Clearly, the biological information contained in DNA is code-like, so much so that people like Dawkins and Crick have to remind scientists that it only “appears” that way. In his first premise, Meyer recounts a thorough history of the search for life’s origin and how each theory has yielded no results on how the genetic code evolved. For his second premise, he demonstrates that the only known cause for the generation of information (specified complexity) is an intelligent agent. We look at cave paintings and chipped flint and scientists determine that some sort of intelligence produced this work. SETI searches the galaxies for patterns of information that designate intelligence. Every one of us creates information daily.
The conclusion of Meyer’s argument is an inference that, as the only known cause of information, intelligence was the cause of the rise of DNA. This inference, incidentally, is the same logic used by Darwin himself (the observation of micro-evolution and the inference that chance and natural selection, stretched back over time, determined the origin of species).

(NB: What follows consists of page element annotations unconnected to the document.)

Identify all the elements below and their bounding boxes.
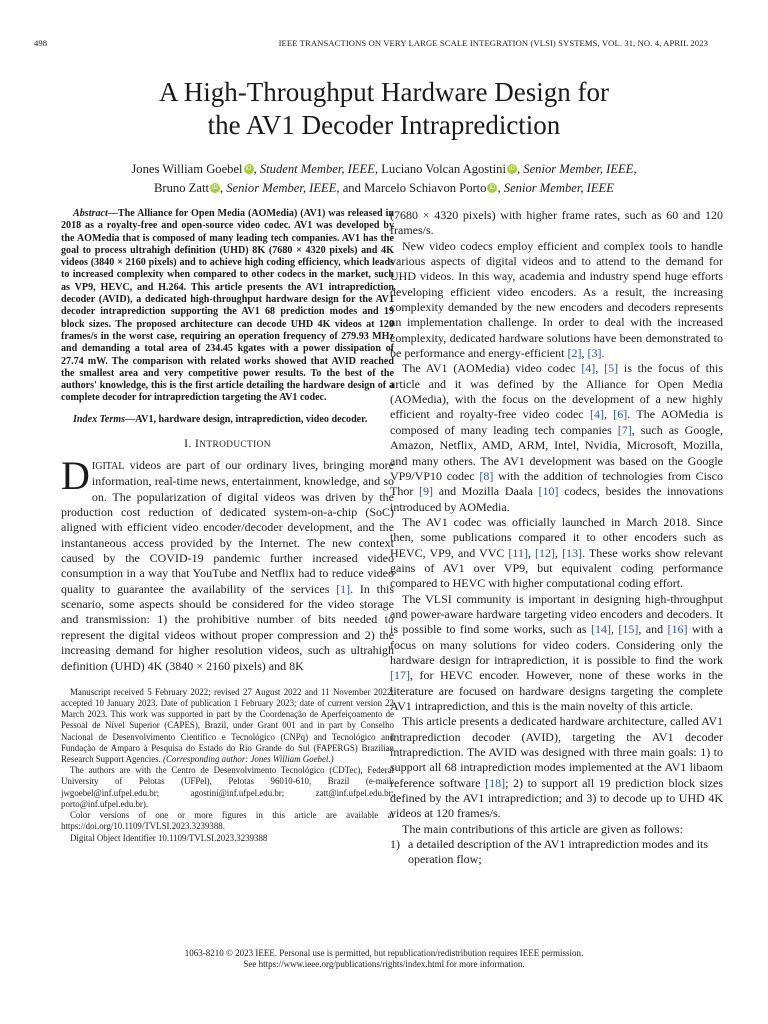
body-paragraph <box>390 592 723 715</box>
body-text: codecs, besides the innovations introduced by AOMedia. <box>390 484 724 514</box>
citation-link[interactable]: [2] <box>567 346 582 361</box>
author-list <box>60 160 708 198</box>
orcid-icon[interactable]: iD <box>507 164 517 174</box>
drop-cap: D <box>61 453 90 499</box>
author-name: Luciano Volcan Agostini <box>381 162 506 176</box>
body-text: , <box>595 361 605 376</box>
citation-link[interactable]: [7] <box>617 422 632 437</box>
author-name: Marcelo Schiavon Porto <box>364 181 487 195</box>
index-terms-dash: — <box>125 413 136 425</box>
footnote-text: Manuscript received 5 February 2022; revised 27 August 2022 and 11 November 2022; accepted 10 January 2023. Date of publication 1 February 2023; date of current version 22 March 2023. This work was supported in part by the Coordenação de Aperfeiçoamento de Pessoal de Nível Superior (CAPES), Brazil, under Grant 001 and in part by Conselho Nacional de Desenvolvimento Científico e Tecnológico (CNPq) and Tecnológico and Fundação de Amparo à Pesquisa do Estado do Rio Grande do Sul (FAPERGS) Brazilian Research Support Agencies. <box>61 686 394 765</box>
author-affiliation-role: Senior Member, IEEE <box>523 162 634 176</box>
body-text: The VLSI community is important in designing high-throughput and power-aware hardware targeting video encoders and decoders. It is possible to find some works, such as <box>390 591 723 637</box>
index-terms-label: Index Terms <box>73 413 126 425</box>
section-title-rest: NTRODUCTION <box>199 440 271 451</box>
author-affiliation-role: Student Member, IEEE <box>259 162 375 176</box>
body-text: , and <box>638 622 668 637</box>
body-paragraph <box>390 239 723 362</box>
footnote-color-figures[interactable]: Color versions of one or more figures in this article are available at https://doi.org/10.1109/TVLSI.2023.3239388. <box>61 810 394 832</box>
body-text: . <box>601 346 605 361</box>
body-paragraph <box>390 361 723 514</box>
body-text: with the addition of technologies from Cisco Thor <box>390 468 723 499</box>
list-item-text: a detailed description of the AV1 intraprediction modes and its operation flow; <box>408 837 709 867</box>
drop-cap-rest: IGITAL <box>91 461 125 473</box>
body-text: The AV1 codec was officially launched in March 2018. Since then, some publications compared it to other encoders such as HEVC, VP9, and VVC <box>390 514 723 560</box>
body-paragraph <box>390 515 723 592</box>
author-name: Bruno Zatt <box>154 181 209 195</box>
footnote-doi[interactable]: Digital Object Identifier 10.1109/TVLSI.2023.3239388 <box>70 832 268 843</box>
body-text: , <box>555 545 563 560</box>
body-text: , <box>527 545 536 560</box>
orcid-icon[interactable]: iD <box>487 183 497 193</box>
index-terms-text: AV1, hardware design, intraprediction, video decoder. <box>135 413 368 425</box>
body-text: . The AOMedia is composed of many leading tech companies <box>390 407 724 437</box>
abstract <box>61 208 394 405</box>
body-text: and Mozilla Daala <box>433 484 539 499</box>
author-line-2: Bruno Zatt iD , Senior Member, IEEE, and Marcelo Schiavon Porto iD , Senior Member, IEEE <box>154 181 614 195</box>
right-column <box>390 208 723 868</box>
author-affiliation-role: Senior Member, IEEE <box>226 181 337 195</box>
body-text: , for HEVC encoder. However, none of these works in the literature are focused on hardware designs targeting the complete AV1 intraprediction, and this is the main novelty of this article. <box>390 668 723 713</box>
running-head <box>34 38 708 48</box>
abstract-dash: — <box>107 208 118 219</box>
body-paragraph <box>390 714 723 821</box>
body-text: . These works show relevant gains of AV1 over VP9, but equivalent coding performance compared to HEVC with higher computational coding effort. <box>390 545 723 591</box>
body-text: with a focus on many solutions for video coders. Considering only the hardware design for intraprediction, it is possible to find the work <box>390 622 724 667</box>
orcid-icon[interactable]: iD <box>210 183 220 193</box>
citation-link[interactable]: [12] <box>535 545 556 560</box>
body-paragraph: The main contributions of this article are given as follows: <box>402 821 683 836</box>
author-line-1: Jones William Goebel iD , Student Member, IEEE, Luciano Volcan Agostini iD , Senior Member, IEEE, <box>131 162 637 176</box>
citation-link[interactable]: [4] <box>589 407 604 422</box>
body-text: , <box>581 346 588 361</box>
citation-link[interactable]: [1] <box>336 581 351 596</box>
abstract-label: Abstract <box>73 208 108 219</box>
and-word: and <box>342 181 361 195</box>
body-text: , <box>603 407 614 422</box>
title-line-1: A High-Throughput Hardware Design for <box>159 77 609 107</box>
citation-link[interactable]: [8] <box>479 468 494 483</box>
citation-link[interactable]: [11] <box>508 545 528 560</box>
citation-link[interactable]: [5] <box>604 361 619 376</box>
body-text: , such as Google, Amazon, Netflix, AMD, ARM, Intel, Nvidia, Microsoft, Mozilla, and many others. The AV1 development was based on the Google VP9/VP10 codec <box>390 422 723 483</box>
index-terms <box>61 414 394 426</box>
corresponding-author: (Corresponding author: Jones William Goebel.) <box>163 754 334 765</box>
section-numeral: I. <box>184 437 192 451</box>
body-text: New video codecs employ efficient and complex tools to handle various aspects of digital videos and to attend to the demand for UHD videos. In this way, academia and industry spend huge efforts developing efficient video encoders. As a result, the increasing complexity demanded by the new encoders and decoders represents an implementation challenge. In order to deal with the increased complexity, dedicated hardware solutions have been demonstrated to be performance and energy-efficient <box>390 238 723 361</box>
citation-link[interactable]: [14] <box>590 622 611 637</box>
copyright-line-2[interactable]: See https://www.ieee.org/publications/rights/index.html for more information. <box>243 959 525 969</box>
citation-link[interactable]: [15] <box>618 622 639 637</box>
list-item-number: 1) <box>390 837 400 852</box>
body-text: This article presents a dedicated hardware architecture, called AV1 intraprediction decoder (AVID), targeting the AV1 decoder intraprediction. The AVID was designed with three main goals: 1) to support all 68 intraprediction modes implemented at the AV1 libaom reference software <box>390 714 723 790</box>
citation-link[interactable]: [4] <box>581 361 596 376</box>
citation-link[interactable]: [3] <box>587 346 602 361</box>
intro-text: videos are part of our ordinary lives, bringing more information, real-time news, entertainment, knowledge, and so on. The popularization of digital videos was driven by the production cost reduction of dedicated system-on-a-chip (SoC) aligned with efficient video encoder/decoder development, and the instantaneous access provided by the Internet. The new context caused by the COVID-19 pandemic further increased video consumption in a way that YouTube and Netflix had to reduce video quality to guarantee the availability of the services <box>61 458 394 596</box>
citation-link[interactable]: [18] <box>485 775 506 790</box>
list-item <box>390 837 723 868</box>
footnote-affiliation: The authors are with the Centro de Desenvolvimento Tecnológico (CDTec), Federal University of Pelotas (UFPel), Pelotas 96010-610, Brazil (e-mail: jwgoebel@inf.ufpel.edu.br; agostini@inf.ufpel.edu.br; zatt@inf.ufpel.edu.br; porto@inf.ufpel.edu.br). <box>61 765 394 809</box>
body-text: is the focus of this article and it was defined by the Alliance for Open Media (AOMedia), with the focus on the development of a new highly efficient and royalty-free video codec <box>390 361 723 422</box>
author-affiliation-role: Senior Member, IEEE <box>503 181 614 195</box>
body-paragraph-continued: (7680 × 4320 pixels) with higher frame rates, such as 60 and 120 frames/s. <box>390 208 723 238</box>
contributions-list <box>390 837 723 868</box>
section-title-first: I <box>195 437 200 451</box>
title-line-2: the AV1 Decoder Intraprediction <box>207 110 561 140</box>
citation-link[interactable]: [9] <box>419 484 434 499</box>
page-number: 498 <box>34 38 48 48</box>
body-text: The AV1 (AOMedia) video codec <box>402 361 582 376</box>
body-text: , <box>610 622 619 637</box>
footnotes <box>61 687 394 844</box>
copyright-notice <box>0 948 768 970</box>
citation-link[interactable]: [6] <box>613 407 628 422</box>
citation-link[interactable]: [17] <box>390 668 410 683</box>
intro-text: . In this scenario, some aspects should be considered for the video storage and transmission: 1) the prohibitive number of bits needed to represent the digital videos without proper compression and 2) the increasing demand for higher resolution videos, such as ultrahigh definition (UHD) 4K (3840 × 2160 pixels) and 8K <box>61 581 394 673</box>
copyright-line-1: 1063-8210 © 2023 IEEE. Personal use is permitted, but republication/redistribution requires IEEE permission. <box>184 948 584 958</box>
intro-paragraph-1 <box>61 453 394 674</box>
footnote-manuscript <box>61 687 394 765</box>
citation-link[interactable]: [13] <box>562 545 583 560</box>
orcid-icon[interactable]: iD <box>244 164 254 174</box>
citation-link[interactable]: [10] <box>538 484 559 499</box>
section-heading-introduction <box>61 437 394 450</box>
author-name: Jones William Goebel <box>131 162 243 176</box>
body-text: ; 2) to support all 19 prediction block sizes defined by the AV1 intraprediction; and 3) to decode up to UHD 4K videos at 120 frames/s. <box>390 775 724 821</box>
abstract-text: The Alliance for Open Media (AOMedia) (AV1) was released in 2018 as a royalty-free and open-source video codec. AV1 was developed by the AOMedia that is composed of many leading tech companies. AV1 has the goal to process ultrahigh definition (UHD) 8K (7680 × 4320 pixels) and 4K videos (3840 × 2160 pixels) and to achieve high coding efficiency, which leads to increased complexity when compared to other codecs in the market, such as VP9, HEVC, and H.264. This article presents the AV1 intraprediction decoder (AVID), a dedicated high-throughput hardware design for the AV1 decoder intraprediction supporting the AV1 68 prediction modes and 19 block sizes. The proposed architecture can decode UHD 4K videos at 120 frames/s in the worst case, requiring an operation frequency of 279.93 MHz and demanding a total area of 234.45 kgates with a power dissipation of 27.74 mW. The comparison with related works showed that AVID reached the smallest area and very competitive power results. To the best of the authors' knowledge, this is the first article detailing the hardware design of a complete decoder for intraprediction targeting the AV1 codec. <box>61 208 394 404</box>
citation-link[interactable]: [16] <box>667 622 688 637</box>
left-column <box>61 208 394 844</box>
journal-name: IEEE TRANSACTIONS ON VERY LARGE SCALE INTEGRATION (VLSI) SYSTEMS, VOL. 31, NO. 4, APRIL 2023 <box>278 38 708 48</box>
paper-title <box>0 76 768 142</box>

One point I found interesting was the discussion of the predictions of evolution and ID concerning “junk DNA.” ID predicts non-protein coding sequences should perform biological functions. It shouldn’t be useless or junk. The model of natural selection predicts a genome “riddled with useless information, mistakes, and broken genes.” Scientists have labeled this area between genes as junk (“gene deserts”) and proof against design, but research coming out of the ENCODE Project (http://www.genome.gov/10005107#al-1) are showing these parts of the genome are in fact highly functional. As Philip Kitcher said, “Intelligent Design has deep roots in the history of cosmology, and in the earth and life sciences.” Kitcher’s argument against ID is this supposed inability to explain “junk DNA,” yet clearly, ID can be a guiding principle and theory.
This is a book for those that truly want to understand the theory of intelligent design. There is a hard break that scientists use (methodological naturalism) which excludes anything supernatural from being considered as scientific. This book explains, step by step (sometimes a bit too slowly, perhaps), why ID is a viable theory that only invokes intelligence as a causal agent. There are, of course, theistic implications, but there are anti-religious implications from evolutionary theory as well. Meyer’s approach, however, is completely evidence based. Meyer quotes Antony Flew, a long time atheist who now accepts ID, asserting, we must “follow the evidence wherever it leads,” regardless of the implications.